She sighed, as if bored. ‘You say that as if you’re the only one.’

He looked at his watch, then around the room again. Nothing had changed. ‘Who’s up there?’

She shrugged. ‘Could be anyone. Maybe even your sister.’

He slid off the stool and went round the bar and through the door. A short flight of lavishly carpeted stairs brought him to a second entrance beyond which he could hear the undefined mangle of music and chatter. The guard dozed in his chair so Avtar shouldered through the surprisingly heavy door and into what looked like a slapdash gambling den. There were flimsy card tables covered in threadbare green, and matka stands and shoot-’em-up video games and a tribe of college-looking boys intent on the money machines. He could hear other accents – UK, American – brought here by their desi cousins in a bid to impress. He saw Venkatesh first, slumped against the jukebox, head lolling low. He looked asleep. Avtar shook his shoulder hard, and slowly, as if it were a giant weight, Venkatesh rolled up his head. His eyes had lost their shimmer and as he slewed his head from side to side, gibbering, he looked amused to have found Avtar standing there.

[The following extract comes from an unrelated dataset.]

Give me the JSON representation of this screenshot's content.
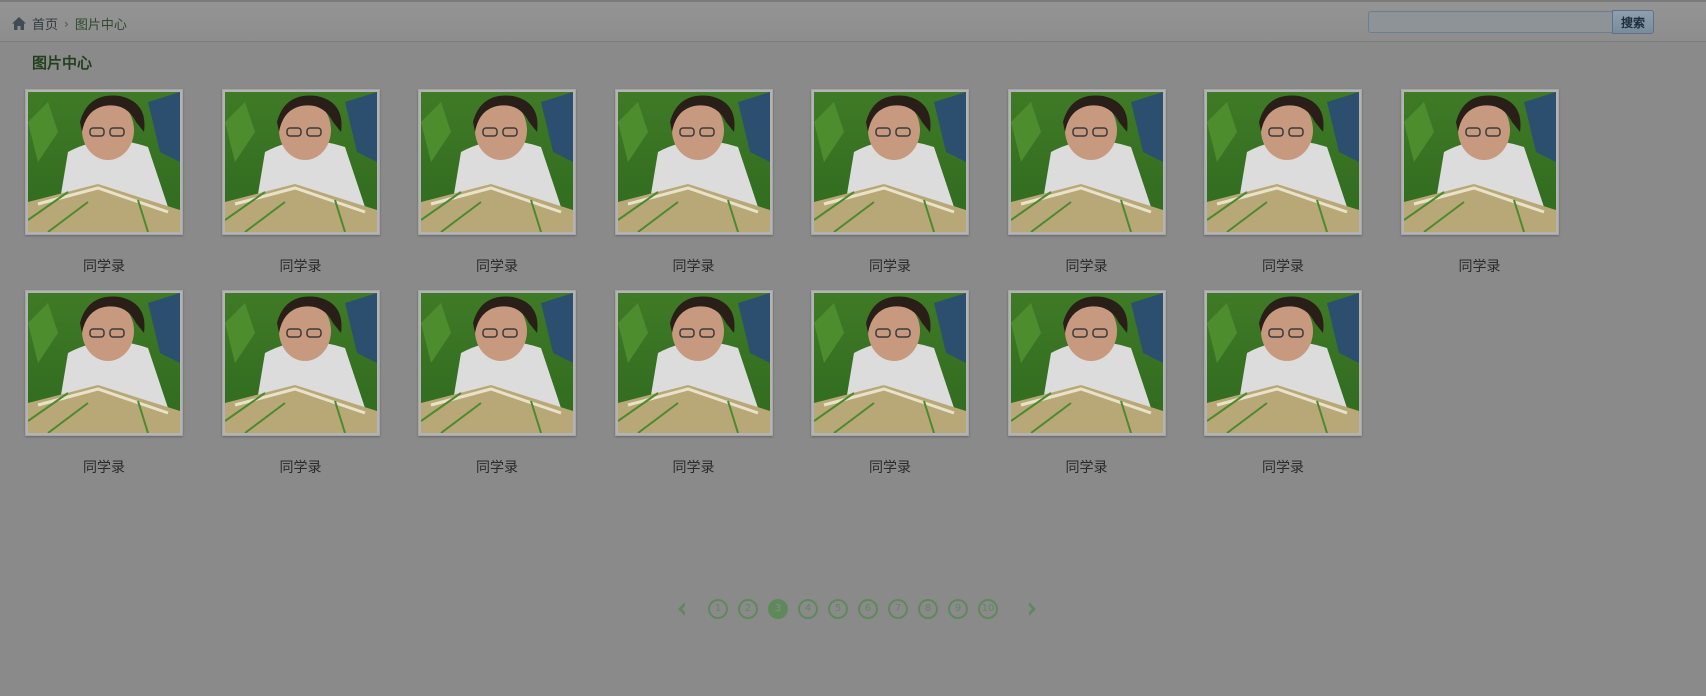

He looked in the toilets, then did another circuit of the room, locating Harbhajan behind one of the leatherette settees, curled up like a baby. He tried waking him, but there was no point, so he hefted him up by the armpits and secured an arm around his waist. The idiot’s topknot swung loosely around his head, coming undone.


Where-is-your-pugri?

Harbhajan closed his eyes, dreamily, and slopped his face onto Avtar’s shoulder. He found the keys to the motorbike in Harbhajan’s pocket and shoved them into his own jeans. Then he carried him out, down the stairs and through the lanes until, two hours later, they arrived at the bike. He arranged Harbhajan on the seat, then niftily, without letting go of his friend, sat down himself.

‘Just keep hold of me acha, yaar? Don’t let go.’

He got the engine going at the third kick and turned a few dials until an amber cone struck up before him. He said a quick prayer and haltingly, wobblingly, moved forward.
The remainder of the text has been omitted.